From a recent report by Social Security's Office of Inspector General (OIG):
... If a family member of a wage earner is eligible for OASDI [Old Age, Survivors and Disability Insurance] benefits and is not a U.S. citizen, he/she may need to meet a 5-year residency requirement. To fulfill the residency requirement, the beneficiary must establish a physical residence in the United States, while in a qualifying relationship with the wage earner, with the intent to reside for a cumulative period of at least 5 years. SSA uses the automated Regular Transcript Attainment and Selection Pass (RETAP) process to prompt benefit suspension for non-citizen beneficiaries who have not meet their 5-year residency requirement and have been outside the United States for longer than 6 consecutive months. ...

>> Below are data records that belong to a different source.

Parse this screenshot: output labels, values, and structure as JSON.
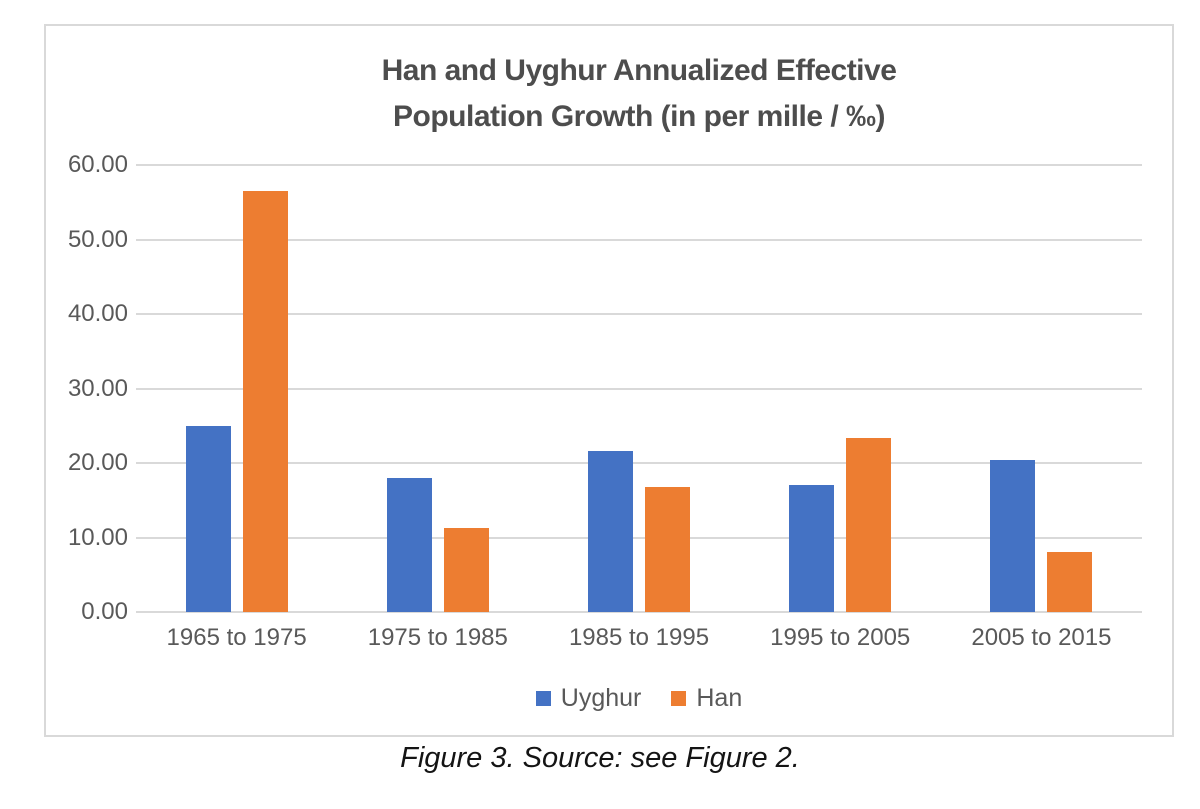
{
  "figure": {
    "caption": "Figure 3. Source: see Figure 2."
  },
  "chart_data": {
    "type": "bar",
    "title": "Han and Uyghur Annualized Effective Population Growth (in per mille / ‰)",
    "title_lines": [
      "Han and Uyghur Annualized Effective",
      "Population Growth (in per mille / ‰)"
    ],
    "categories": [
      "1965 to 1975",
      "1975 to 1985",
      "1985 to 1995",
      "1995 to 2005",
      "2005 to 2015"
    ],
    "series": [
      {
        "name": "Uyghur",
        "color": "#4472C4",
        "values": [
          25.0,
          18.0,
          21.6,
          17.1,
          20.4
        ]
      },
      {
        "name": "Han",
        "color": "#ED7D31",
        "values": [
          56.5,
          11.3,
          16.8,
          23.3,
          8.0
        ]
      }
    ],
    "ylim": [
      0,
      60
    ],
    "yticks": [
      {
        "value": 0,
        "label": "0.00"
      },
      {
        "value": 10,
        "label": "10.00"
      },
      {
        "value": 20,
        "label": "20.00"
      },
      {
        "value": 30,
        "label": "30.00"
      },
      {
        "value": 40,
        "label": "40.00"
      },
      {
        "value": 50,
        "label": "50.00"
      },
      {
        "value": 60,
        "label": "60.00"
      }
    ],
    "grid": "horizontal",
    "gridline_color": "#d9d9d9",
    "legend_position": "bottom",
    "xlabel": "",
    "ylabel": ""
  }
}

Of the 200 non-citizen beneficiaries we reviewed, SSA did not properly suspend benefits to 26 (13 percent). SSA should have suspended these beneficiaries because they had not met their 5-year residency requirement and lived outside the United States for longer than 6 consecutive months. Of the 26 beneficiaries, 23 met the criteria for the RETAP process to prompt benefit suspension. However, RETAP did not identify these beneficiaries for suspension. According to SSA, a RETAP programming limitation prevented these beneficiaries from being identified for benefit suspension. SSA employees omitted information from the remaining three beneficiaries’ Master Beneficiary Records required for RETAP to prompt benefit suspensions.
By not appropriately suspending benefits, SSA overpaid these 26 beneficiaries approximately $332,000. Accordingly, we project SSA overpaid nearly $29 million to approximately 2,300 non-citizen OASDI beneficiaries. ...Is RETAP a State Department database?